Limit or Avoid Refined Carbs

Remember it's as important to keep your blood sugar balanced as it is to increase your serotonin. While insulin helps tryptophan cross the blood brain barrier to make serotonin, we don't want to spike your blood sugar. Instead, eating complex carbs that contain fiber will allow the glucose to enter your blood stream slowly. Blood sugar stays steady and you boost your serotonin. Win, win!


Laughter

Have you ever heard the phrase, "laughter is the best medicine"? It's true! A few minutes of laughter can lower your stress hormones and alter your serotonin. Taking a laugh break is another thing I recommend for my clients that deal with a lot of stress and have very little time. A couple times a day take 2-3 minutes to watch a funny video or chat with/text a friend that you know will give you a good laugh. Even just a few minutes can make a big shift in your mood.

Sunshine

Getting fresh air is good for your mood and something else I always suggest to clients with high levels of stress. But did you know that getting in 20 minutes of sunshine a day will also boosting your vitamin D levels? Additionally, research has shown a connection between sunshine and the release of serotonin.
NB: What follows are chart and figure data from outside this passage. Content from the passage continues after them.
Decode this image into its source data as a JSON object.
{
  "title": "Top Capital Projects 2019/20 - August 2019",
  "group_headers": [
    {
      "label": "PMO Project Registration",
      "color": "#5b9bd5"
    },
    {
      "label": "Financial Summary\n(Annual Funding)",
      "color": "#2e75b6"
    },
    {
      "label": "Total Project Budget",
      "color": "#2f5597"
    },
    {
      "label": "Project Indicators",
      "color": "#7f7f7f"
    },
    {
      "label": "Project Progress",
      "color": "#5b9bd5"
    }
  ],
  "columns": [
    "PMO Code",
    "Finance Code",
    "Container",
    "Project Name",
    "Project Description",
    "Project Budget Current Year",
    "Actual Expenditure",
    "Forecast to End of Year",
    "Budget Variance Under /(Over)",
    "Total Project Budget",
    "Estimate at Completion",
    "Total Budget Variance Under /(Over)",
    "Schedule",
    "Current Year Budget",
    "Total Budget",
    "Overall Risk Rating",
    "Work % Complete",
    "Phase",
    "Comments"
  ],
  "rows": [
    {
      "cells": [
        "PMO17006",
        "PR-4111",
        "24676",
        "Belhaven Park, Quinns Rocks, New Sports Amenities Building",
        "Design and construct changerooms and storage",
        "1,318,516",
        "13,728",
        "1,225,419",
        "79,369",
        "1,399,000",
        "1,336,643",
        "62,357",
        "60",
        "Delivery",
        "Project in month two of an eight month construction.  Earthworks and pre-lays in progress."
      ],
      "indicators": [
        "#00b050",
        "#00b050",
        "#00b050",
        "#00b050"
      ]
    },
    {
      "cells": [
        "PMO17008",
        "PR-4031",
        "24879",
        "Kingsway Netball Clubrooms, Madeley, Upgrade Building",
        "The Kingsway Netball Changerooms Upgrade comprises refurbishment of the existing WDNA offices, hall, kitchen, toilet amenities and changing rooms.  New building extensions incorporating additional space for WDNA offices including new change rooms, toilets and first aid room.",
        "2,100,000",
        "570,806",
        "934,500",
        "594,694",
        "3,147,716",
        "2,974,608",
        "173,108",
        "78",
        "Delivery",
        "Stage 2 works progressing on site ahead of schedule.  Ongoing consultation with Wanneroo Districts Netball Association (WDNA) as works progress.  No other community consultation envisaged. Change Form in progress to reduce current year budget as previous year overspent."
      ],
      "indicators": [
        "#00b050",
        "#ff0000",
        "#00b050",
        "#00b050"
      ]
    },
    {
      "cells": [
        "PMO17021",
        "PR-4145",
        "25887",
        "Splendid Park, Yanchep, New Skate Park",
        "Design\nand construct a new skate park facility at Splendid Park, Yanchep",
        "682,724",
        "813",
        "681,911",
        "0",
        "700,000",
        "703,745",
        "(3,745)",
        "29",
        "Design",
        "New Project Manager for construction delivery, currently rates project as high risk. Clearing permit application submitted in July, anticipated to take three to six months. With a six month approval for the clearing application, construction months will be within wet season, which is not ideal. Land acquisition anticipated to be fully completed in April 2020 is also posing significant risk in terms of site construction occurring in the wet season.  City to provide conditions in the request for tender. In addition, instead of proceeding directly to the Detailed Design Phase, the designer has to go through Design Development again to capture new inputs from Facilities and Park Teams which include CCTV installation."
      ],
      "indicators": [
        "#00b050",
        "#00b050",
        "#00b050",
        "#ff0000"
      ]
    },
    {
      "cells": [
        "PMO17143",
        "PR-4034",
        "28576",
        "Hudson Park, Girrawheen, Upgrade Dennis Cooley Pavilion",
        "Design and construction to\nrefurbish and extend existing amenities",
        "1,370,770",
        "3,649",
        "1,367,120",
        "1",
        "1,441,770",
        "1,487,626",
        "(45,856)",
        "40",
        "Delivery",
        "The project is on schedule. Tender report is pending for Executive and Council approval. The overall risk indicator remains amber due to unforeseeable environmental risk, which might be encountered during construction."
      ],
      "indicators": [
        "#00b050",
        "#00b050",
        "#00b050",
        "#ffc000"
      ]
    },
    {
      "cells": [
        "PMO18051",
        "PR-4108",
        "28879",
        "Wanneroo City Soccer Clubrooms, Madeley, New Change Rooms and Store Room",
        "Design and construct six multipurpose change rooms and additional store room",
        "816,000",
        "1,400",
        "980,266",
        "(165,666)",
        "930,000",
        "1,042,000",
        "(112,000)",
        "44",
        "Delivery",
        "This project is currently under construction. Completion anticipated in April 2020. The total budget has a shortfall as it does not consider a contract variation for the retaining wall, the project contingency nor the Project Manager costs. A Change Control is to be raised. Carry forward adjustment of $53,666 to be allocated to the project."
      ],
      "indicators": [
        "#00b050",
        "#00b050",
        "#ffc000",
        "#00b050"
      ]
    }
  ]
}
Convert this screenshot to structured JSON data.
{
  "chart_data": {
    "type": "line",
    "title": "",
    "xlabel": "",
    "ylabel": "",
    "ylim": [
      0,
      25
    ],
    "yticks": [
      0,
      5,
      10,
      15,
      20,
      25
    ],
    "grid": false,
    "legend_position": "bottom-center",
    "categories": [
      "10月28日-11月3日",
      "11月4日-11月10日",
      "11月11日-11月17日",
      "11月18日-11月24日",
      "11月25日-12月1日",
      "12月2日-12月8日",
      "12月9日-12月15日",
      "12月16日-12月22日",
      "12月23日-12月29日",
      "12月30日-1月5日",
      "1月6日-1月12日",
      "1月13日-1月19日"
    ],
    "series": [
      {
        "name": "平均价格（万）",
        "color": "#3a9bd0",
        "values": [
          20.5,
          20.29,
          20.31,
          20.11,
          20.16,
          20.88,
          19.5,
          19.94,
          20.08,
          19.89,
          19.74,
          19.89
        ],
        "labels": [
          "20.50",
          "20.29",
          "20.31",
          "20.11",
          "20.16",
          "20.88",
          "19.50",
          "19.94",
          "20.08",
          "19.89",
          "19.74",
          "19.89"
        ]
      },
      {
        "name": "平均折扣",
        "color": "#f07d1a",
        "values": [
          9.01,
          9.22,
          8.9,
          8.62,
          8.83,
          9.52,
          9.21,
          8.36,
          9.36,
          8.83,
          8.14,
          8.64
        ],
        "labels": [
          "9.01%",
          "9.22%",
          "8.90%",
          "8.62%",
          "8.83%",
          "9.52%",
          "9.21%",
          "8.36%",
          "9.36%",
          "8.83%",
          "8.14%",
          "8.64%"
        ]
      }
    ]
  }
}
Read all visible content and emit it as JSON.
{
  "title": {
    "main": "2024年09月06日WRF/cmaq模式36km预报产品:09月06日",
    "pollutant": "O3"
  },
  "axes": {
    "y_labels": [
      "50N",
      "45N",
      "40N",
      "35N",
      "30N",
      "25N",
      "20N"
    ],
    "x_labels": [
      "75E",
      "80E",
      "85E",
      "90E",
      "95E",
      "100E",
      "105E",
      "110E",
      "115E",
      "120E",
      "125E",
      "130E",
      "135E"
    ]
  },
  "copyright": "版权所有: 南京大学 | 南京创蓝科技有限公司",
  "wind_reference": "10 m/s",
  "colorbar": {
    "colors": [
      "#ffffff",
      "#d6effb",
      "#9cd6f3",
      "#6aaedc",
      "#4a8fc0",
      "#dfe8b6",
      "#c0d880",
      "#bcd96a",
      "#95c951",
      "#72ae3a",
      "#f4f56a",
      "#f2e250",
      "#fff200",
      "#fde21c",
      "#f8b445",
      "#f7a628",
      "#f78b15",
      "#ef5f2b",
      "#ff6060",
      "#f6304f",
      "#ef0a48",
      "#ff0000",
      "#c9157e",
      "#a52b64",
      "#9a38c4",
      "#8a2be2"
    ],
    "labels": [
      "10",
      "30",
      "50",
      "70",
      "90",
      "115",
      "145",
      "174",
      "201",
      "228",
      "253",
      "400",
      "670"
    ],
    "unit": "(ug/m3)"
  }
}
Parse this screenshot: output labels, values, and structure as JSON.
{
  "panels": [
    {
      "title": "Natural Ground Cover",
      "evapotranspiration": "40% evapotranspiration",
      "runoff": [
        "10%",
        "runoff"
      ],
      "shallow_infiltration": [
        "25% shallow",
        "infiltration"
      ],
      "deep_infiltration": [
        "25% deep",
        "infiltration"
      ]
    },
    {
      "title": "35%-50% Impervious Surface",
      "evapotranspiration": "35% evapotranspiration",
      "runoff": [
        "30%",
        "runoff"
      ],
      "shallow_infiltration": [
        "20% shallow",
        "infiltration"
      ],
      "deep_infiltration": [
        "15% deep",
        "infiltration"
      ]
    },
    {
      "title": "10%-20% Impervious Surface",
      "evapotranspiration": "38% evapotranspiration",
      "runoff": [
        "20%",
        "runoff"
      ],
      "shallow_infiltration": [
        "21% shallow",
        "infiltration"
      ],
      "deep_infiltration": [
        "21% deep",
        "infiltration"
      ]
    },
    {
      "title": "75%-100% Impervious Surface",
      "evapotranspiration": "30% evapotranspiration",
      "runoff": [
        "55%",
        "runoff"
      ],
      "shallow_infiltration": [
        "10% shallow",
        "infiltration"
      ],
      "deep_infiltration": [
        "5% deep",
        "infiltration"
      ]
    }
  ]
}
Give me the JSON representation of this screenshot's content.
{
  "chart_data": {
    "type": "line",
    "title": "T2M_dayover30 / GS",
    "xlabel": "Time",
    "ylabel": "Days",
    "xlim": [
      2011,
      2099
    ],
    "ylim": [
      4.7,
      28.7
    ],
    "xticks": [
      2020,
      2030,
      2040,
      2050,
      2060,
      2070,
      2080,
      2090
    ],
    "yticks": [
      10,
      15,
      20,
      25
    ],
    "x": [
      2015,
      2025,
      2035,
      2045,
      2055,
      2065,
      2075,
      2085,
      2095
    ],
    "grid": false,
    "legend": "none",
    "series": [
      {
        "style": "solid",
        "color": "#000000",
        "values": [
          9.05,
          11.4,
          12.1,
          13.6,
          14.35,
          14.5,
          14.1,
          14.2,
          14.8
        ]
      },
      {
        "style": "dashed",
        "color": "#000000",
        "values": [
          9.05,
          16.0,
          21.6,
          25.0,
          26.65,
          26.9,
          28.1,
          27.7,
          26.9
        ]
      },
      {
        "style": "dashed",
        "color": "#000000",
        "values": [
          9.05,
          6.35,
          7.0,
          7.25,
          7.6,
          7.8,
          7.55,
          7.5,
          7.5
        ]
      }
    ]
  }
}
Try to park farther away and spend a few extra minutes outdoors if you can't take a break outside during the day. Getting your sunshine early in the day also has the added bonus of helping regulate your circadian rhythm which means better sleep.


Supplementation

Always consult your trusted medical professional before introducing new supplements.

  • Vitamin C supports the conversion of tryptophan into serotonin.

  • The B vitamins break down carbohydrates for your body to use as fuel. Its best taken as a B Complex rather than picking and choosing with B vitamins to take. Many of the B vitamins have other beneficial roles and they work synergistically.

  • Zinc can help your body use insulin more effectively.

  • Vitamin D can be helpful if you're not getting adequate sunshine or are deficient.

Bottom Line

If you feel like you have no brakes when it comes to sweets and refined carbs then this aspect is worth exploring. Especially if you've been focused on many of the common diet and lifestyle factors I pointed out at the beginning of the article to no avail.